One Sunday, the pastor talked about the difference between believing there is a God and following God. I knew Jesus claimed to be “the way” to God, but I had been trying to avoid anything Jesus-related—I couldn’t help hearing his name with the word freak attached. But the pastor got my attention when he asked, “Who is Lord of your life?” He discussed what happens when “you, a human being, put yourself on that throne.”

I was intrigued: I was the captain of my ship, but was it possible that God would actually be willing to lead me? From there, I came to a deeper understanding of what it meant to have a relationship with God through faith in Jesus. It seemed silly to pray about this—after all, I still had doubts about God’s existence. But in the spirit of Pascal’s wager, I decided to run an experiment, believing I had much to gain but very little to lose.
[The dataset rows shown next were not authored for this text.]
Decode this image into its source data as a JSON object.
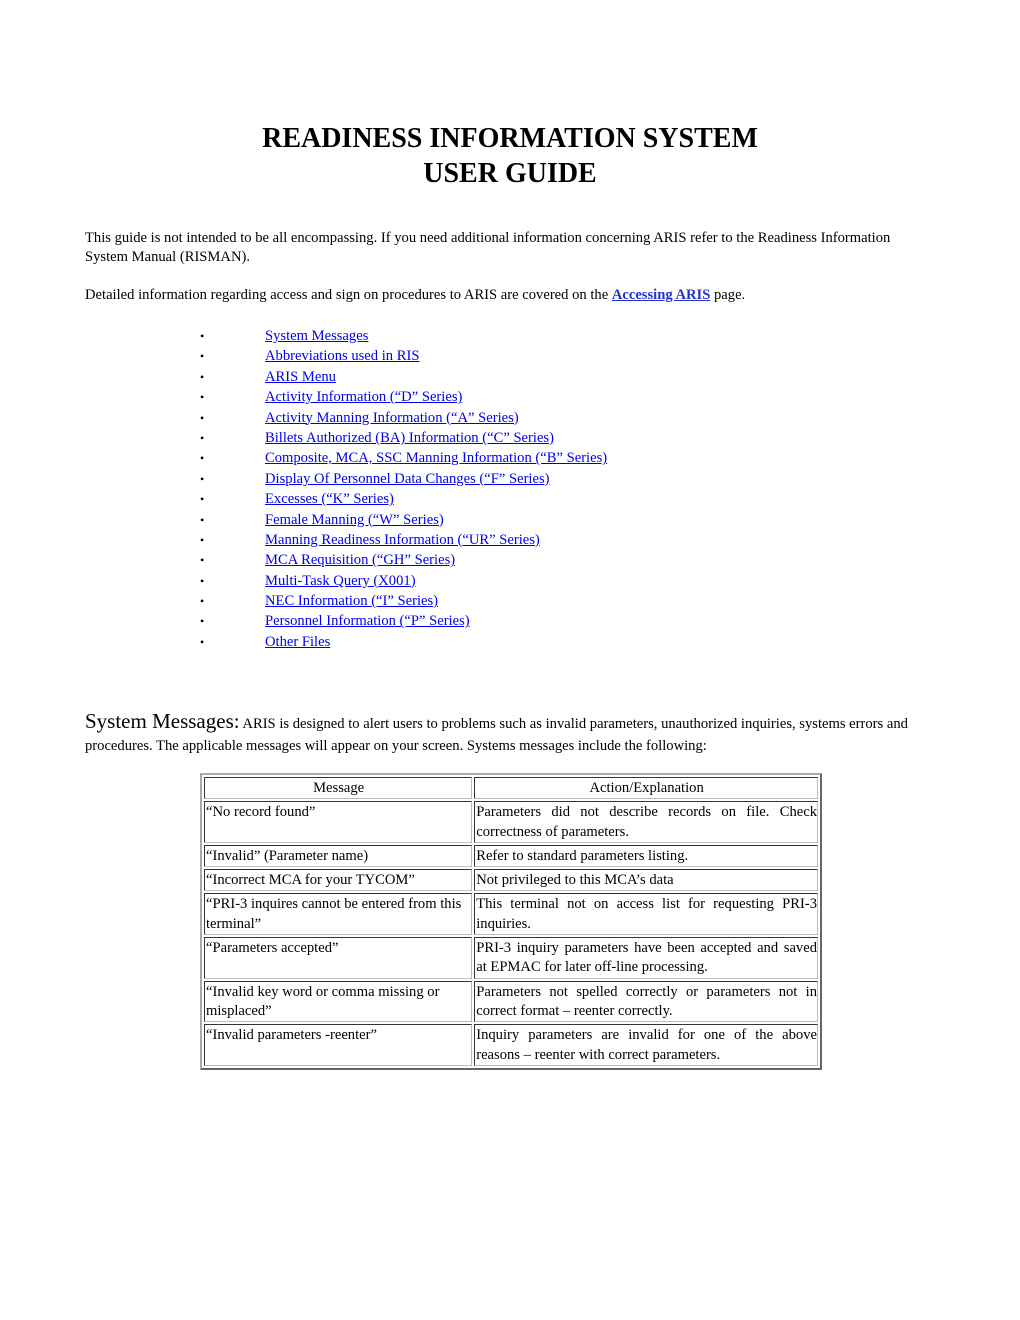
{
  "document": {
    "title_line1": "READINESS INFORMATION SYSTEM",
    "title_line2": "USER GUIDE",
    "intro": {
      "paragraph1": "This guide is not intended to be all encompassing.  If you need additional information concerning ARIS refer to the Readiness Information System Manual (RISMAN).",
      "paragraph2_before": "Detailed information regarding access and sign on procedures to ARIS are covered on the ",
      "paragraph2_link": "Accessing ARIS",
      "paragraph2_after": " page."
    },
    "toc": {
      "bullet": "•",
      "items": [
        "System Messages",
        "Abbreviations used in RIS",
        "ARIS Menu",
        "Activity Information (“D” Series)",
        "Activity Manning Information (“A” Series)",
        "Billets Authorized (BA) Information (“C” Series)",
        "Composite, MCA, SSC Manning Information (“B” Series)",
        "Display Of Personnel Data Changes (“F” Series)",
        "Excesses (“K” Series)",
        "Female Manning (“W” Series)",
        "Manning Readiness Information (“UR” Series)",
        "MCA Requisition (“GH” Series)",
        "Multi-Task Query (X001)",
        "NEC Information (“I” Series)",
        "Personnel Information (“P” Series)",
        "Other Files"
      ]
    },
    "system_messages": {
      "heading": "System Messages:",
      "text": "  ARIS is designed to alert users to problems such as invalid parameters, unauthorized inquiries, systems errors and procedures.  The applicable messages will appear on your screen.  Systems messages include the following:",
      "table": {
        "headers": [
          "Message",
          "Action/Explanation"
        ],
        "rows": [
          [
            "“No record found”",
            "Parameters did not describe records on file.  Check correctness of parameters."
          ],
          [
            "“Invalid” (Parameter name)",
            "Refer to standard parameters listing."
          ],
          [
            "“Incorrect MCA for your TYCOM”",
            "Not privileged to this MCA’s data"
          ],
          [
            "“PRI-3 inquires cannot be entered from this terminal”",
            "This terminal not on access list for requesting PRI-3 inquiries."
          ],
          [
            "“Parameters accepted”",
            "PRI-3 inquiry parameters have been accepted and saved at EPMAC for later off-line processing."
          ],
          [
            "“Invalid key word or comma missing or misplaced”",
            "Parameters not spelled correctly or parameters not in correct format – reenter correctly."
          ],
          [
            "“Invalid parameters -reenter”",
            "Inquiry parameters are invalid for one of the above reasons – reenter with correct parameters."
          ]
        ]
      }
    }
  }
}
After praying, “Jesus Christ, I ask you to be Lord of my life,” my world changed dramatically, as if a flat, black-and-white existence suddenly turned full-color and three-dimensional. But I lost nothing of my urge to seek new knowledge. In fact, I felt emboldened to ask even tougher questions about how the world works. I felt joy and freedom—but also a heightened sense of responsibility and challenge.

Learning and Exploring

Have you ever tried to assemble something mechanical, and it only kind of works? Maybe the wheels spin, but not smoothly. Then you realize you were missing a piece. When you finally put it together correctly, it works beautifully. This is how it felt when I handed my life over to God: I thought it had worked fine before, but after it was “fixed,” it worked exponentially better. That’s not to say nothing bad ever happened to me—far from it. But in all things, good and bad, I could count on God’s guidance, comfort, and protection.

Today, I am a professor at the top university (Massachusetts Institute of Technology) in my field. I have incredible colleagues who have helped translate my lab research into difference-making products—including a smart watch that helps caregivers save the lives of people with epilepsy. I work closely with people whose lives are filled with medical struggles, people whose children are not healthy. I do not have adequate answers to explain all their suffering. But I know there is a God of unfathomable greatness and love who freely enters into relationship with all who confess their sins and call upon his name.

I once thought I was too smart to believe in God. Now I know I was an arrogant fool who snubbed the greatest Mind in the cosmos—the Author of all science, mathematics, art, and everything else there is to know. Today I walk humbly, having received the most undeserved grace. I walk with joy, alongside the most amazing Companion anyone could ask for, filled with desire to keep learning and exploring.

Rosalind Picard is founder and director of the Affective Computing Research Group at the Massachusetts Institute of Technology.